Unterm Strich

Neues von Steven Spielbergs Projekt „Survivors of the Shoah History Foundation“ (vgl taz vom 30. 3. 1995) – eine Stiftung, deren Aufgabe es ist, Videoaufzeichnungen von möglichst sämtlichen Überlebenden des Holocaust zu machen. Die Stiftung hat in 17 Ländern Büros eröffnet, darunter Australien, Rußland und Argentinien, sie beschäftigt etwa 1.500 Befrager und über 200 Videokameraleute. In drei Jahren soll das Projekt beendet sein. In Australien – mit rund 10.000 Überlebenden für dieses Projekt das wichtigste Land nach Israel – ist Ende letzten Jahres in Brisbane mit den ersten Interviews begonnen worden. Im Mai soll in Melbourne sogar ein zweites Büro eröffnet werden – vor knapp einem Jahr war das erste in Sydney eingerichtet worden. Wie die „Neue Zürcher Zeitung“ meldet, werden die Büros zu mehr als nur zur Organisation der Befragungen benutzt. Die gesammelten Daten dienen den Befragten auch zur Bildung neuer Beziehungen. So konnte eine polnische Jüdin, die geglaubt hatte, alleinige Überlebende ihres Dorfes gewesen zu sein, mit 16 anderen Überlebenden in Verbindung gebracht werden. Die Videobänder werden in Los Angeles gesammelt und sollen die Basis für eine große historische Datensammlungen bilden.
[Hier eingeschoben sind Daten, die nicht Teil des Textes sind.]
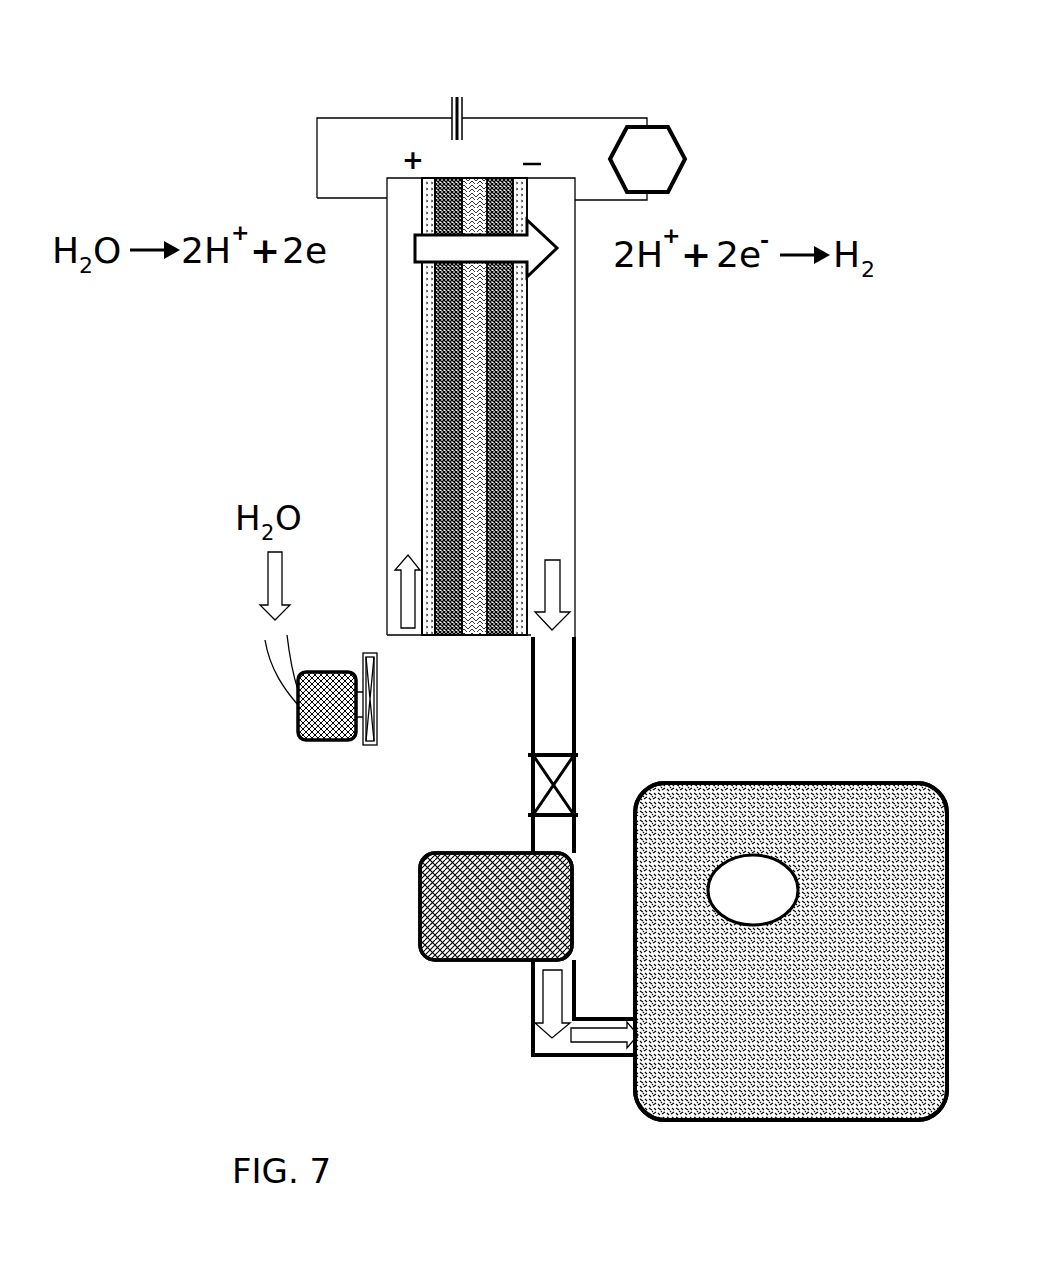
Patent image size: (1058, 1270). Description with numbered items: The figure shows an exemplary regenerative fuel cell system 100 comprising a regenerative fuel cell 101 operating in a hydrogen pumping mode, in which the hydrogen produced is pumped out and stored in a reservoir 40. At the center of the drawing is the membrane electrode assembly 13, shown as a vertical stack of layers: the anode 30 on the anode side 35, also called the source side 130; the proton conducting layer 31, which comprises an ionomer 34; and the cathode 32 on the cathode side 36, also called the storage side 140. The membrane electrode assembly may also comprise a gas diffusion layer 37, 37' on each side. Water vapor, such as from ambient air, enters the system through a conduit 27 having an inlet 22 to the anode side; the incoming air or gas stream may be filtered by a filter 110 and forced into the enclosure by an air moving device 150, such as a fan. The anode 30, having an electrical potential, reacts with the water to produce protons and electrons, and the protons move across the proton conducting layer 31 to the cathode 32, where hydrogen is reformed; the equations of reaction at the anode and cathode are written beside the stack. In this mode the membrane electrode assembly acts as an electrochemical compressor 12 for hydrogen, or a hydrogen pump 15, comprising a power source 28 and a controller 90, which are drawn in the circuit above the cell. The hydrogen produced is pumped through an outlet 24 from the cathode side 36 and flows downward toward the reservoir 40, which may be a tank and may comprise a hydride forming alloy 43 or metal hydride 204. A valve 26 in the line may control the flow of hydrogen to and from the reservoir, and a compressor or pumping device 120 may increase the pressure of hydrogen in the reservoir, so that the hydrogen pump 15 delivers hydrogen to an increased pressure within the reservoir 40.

The electrochemical compressor 12 is at (307, 115).
The regenerative fuel cell system 100 is at (332, 108).
The regenerative fuel cell 101 is at (315, 190).
The hydrogen pump 15 is at (410, 212).
The power source 28 is at (503, 119).
The controller 90 is at (642, 150).
The anode side 35 is at (435, 352).
The cathode side 36 is at (520, 332).
The storage side 140 is at (535, 356).
The anode 30 is at (432, 390).
The cathode 32 is at (520, 403).
The source side 130 is at (423, 422).
The membrane electrode assembly 13 is at (435, 470).
The gas diffusion layer 37 is at (355, 406).
The gas diffusion layer 37' is at (599, 406).
The inlet 22 is at (396, 640).
The conduit 27 is at (275, 647).
The outlet 24 is at (552, 642).
The filter 110 is at (315, 720).
The air moving device 150 is at (366, 746).
The proton conducting layer 31 is at (462, 637).
The ionomer 34 is at (472, 627).
The valve 26 is at (552, 775).
The hydride forming alloy 43 is at (720, 797).
The reservoir 40 is at (806, 790).
The metal hydride 204 is at (850, 797).
The compressor or pumping device 120 is at (420, 930).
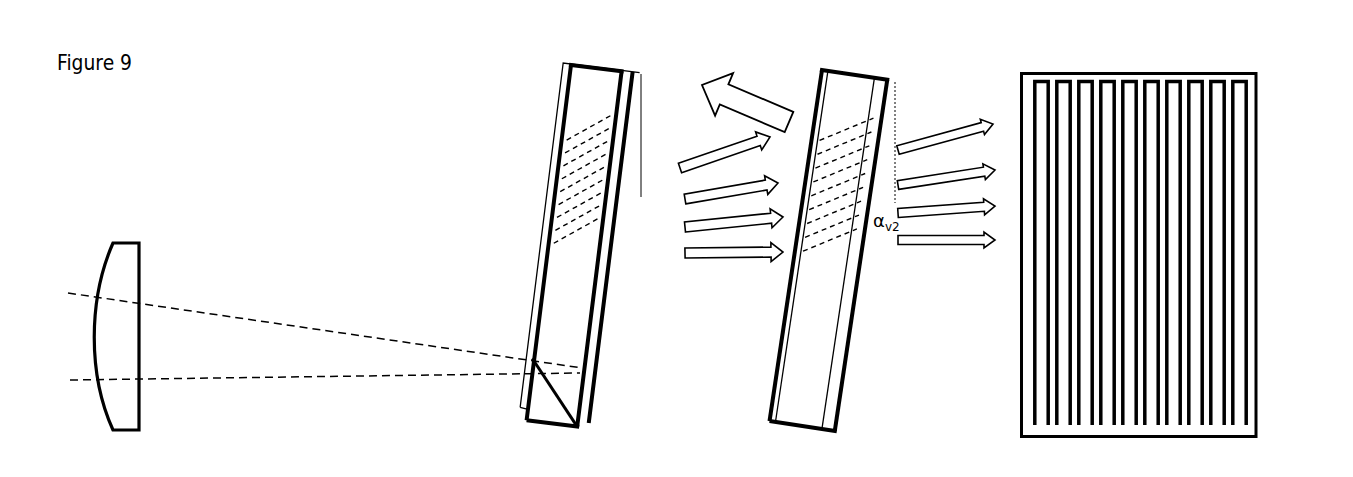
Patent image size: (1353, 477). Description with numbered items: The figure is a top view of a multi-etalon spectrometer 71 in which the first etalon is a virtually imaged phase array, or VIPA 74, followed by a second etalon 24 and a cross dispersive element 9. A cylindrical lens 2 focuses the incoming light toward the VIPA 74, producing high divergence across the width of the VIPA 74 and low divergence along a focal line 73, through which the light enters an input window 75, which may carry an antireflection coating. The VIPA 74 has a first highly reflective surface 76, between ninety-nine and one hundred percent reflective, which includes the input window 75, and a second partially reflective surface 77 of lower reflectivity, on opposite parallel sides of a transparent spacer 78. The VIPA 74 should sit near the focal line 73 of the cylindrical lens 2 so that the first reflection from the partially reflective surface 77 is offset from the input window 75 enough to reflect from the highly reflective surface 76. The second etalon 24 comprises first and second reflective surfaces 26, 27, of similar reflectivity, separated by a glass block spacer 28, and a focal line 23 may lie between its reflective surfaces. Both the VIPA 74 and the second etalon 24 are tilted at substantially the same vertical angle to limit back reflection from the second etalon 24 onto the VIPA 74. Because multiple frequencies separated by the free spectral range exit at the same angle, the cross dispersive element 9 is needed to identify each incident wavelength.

The cylindrical lens 2 is at (122, 257).
The cross dispersive element 9 is at (1170, 438).
The focal line 23 is at (673, 257).
The second etalon 24 is at (802, 73).
The first reflective surface 26 is at (780, 353).
The second reflective surface 27 is at (850, 347).
The spacer 28 is at (843, 90).
The spectrometer 71 is at (467, 229).
The focal line 73 is at (555, 392).
The virtually imaged phase array (VIPA) 74 is at (580, 240).
The input window 75 is at (523, 373).
The first highly reflective surface 76 is at (549, 242).
The second partially reflective surface 77 is at (604, 249).
The transparent spacer 78 is at (574, 246).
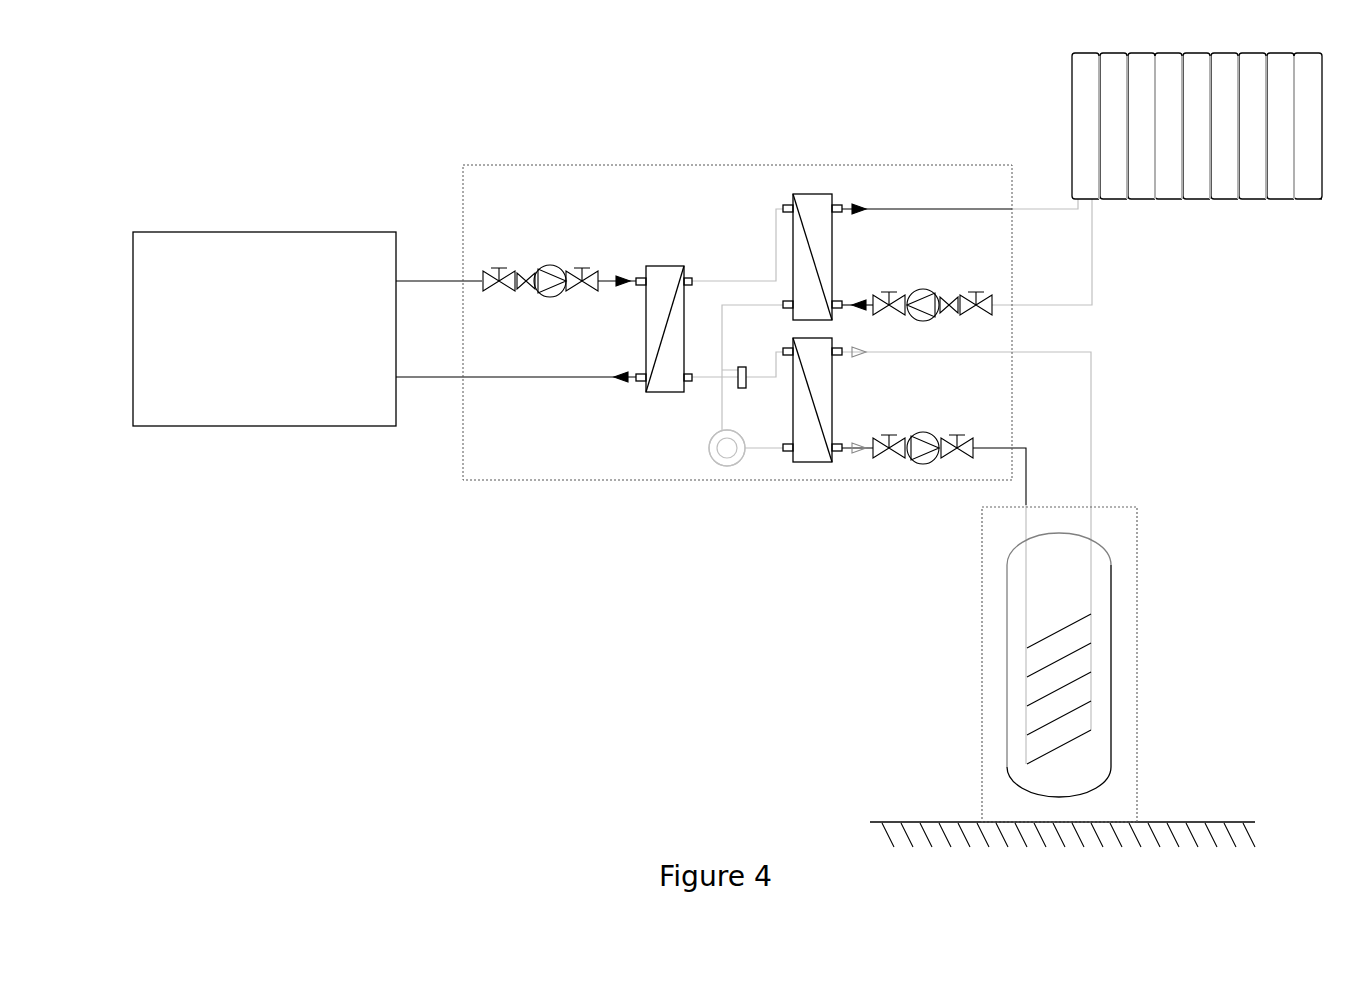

Das niedergebrannte Opernhaus La Fenice in Venedig wird bis 1998 genauso wiederaufgebaut, wie es im 19. Jahrhundert war. Das gab der stellvertretende Kulturreferent Venedigs, Gianfranco Mossetto, am Freitag in Paris bekannt. Durch den Bau nach den alten Plänen werde „jegliche Ästhetikdebatte“ vermieden, sagte Mossetto bei einer Pressekonferenz im italienischen Kulturinstitut des französischen Hauptstadt. Die Wiederaufbaukosten werden auf 150 Milliarden Lire (mehr als 140 Millionen Mark) geschätzt.

„Ich möchte gerne den ,Faust‘ inszenieren, verdammt nochmal, und Berlin ist der beste Platz dafür“ – mit diesen Worten hat der Regisseur Peter Stein im SFB-Fernsehen sein großes Interesse an diesem seit 1985 von ihm verfolgten Projekt unterstrichen: „Ich gehöre hierhin.“ Es wäre das erste Mal, daß man eine vollständige Aufführung des Goethe-Werks ohne Striche herausbringen würde. Sie würde 24 Stunden dauern, verteilt auf sieben Theaterabende. Er wisse, daß die veranschlagten Gesamtkosten von 30 Millionen Mark für die Stadt „kein Pappenstiel“ seien. Dafür müßten auch noch Sponsoren gewonnen werden. „Ich werde dafür Leistungen erbringen, die für die werdende Hauptstadt interessant sein werden, abgesehen davon, daß es in wenigen Jahren ein Goethe-Jubiläumsjahr gibt“, so Stein.

Und das liefert uns ein Stichwort für unsere weiterhin offene Liste der in der taz nicht mehr zu behandelnden Themen: Nachrufe o.k., aber keine Jubiläumsjahre mehr! Die taz muß zur Vorkämpferin werden im Kampf um die Befreiung des deutschen Feuilletons vom Totenkult als Grundprinzip!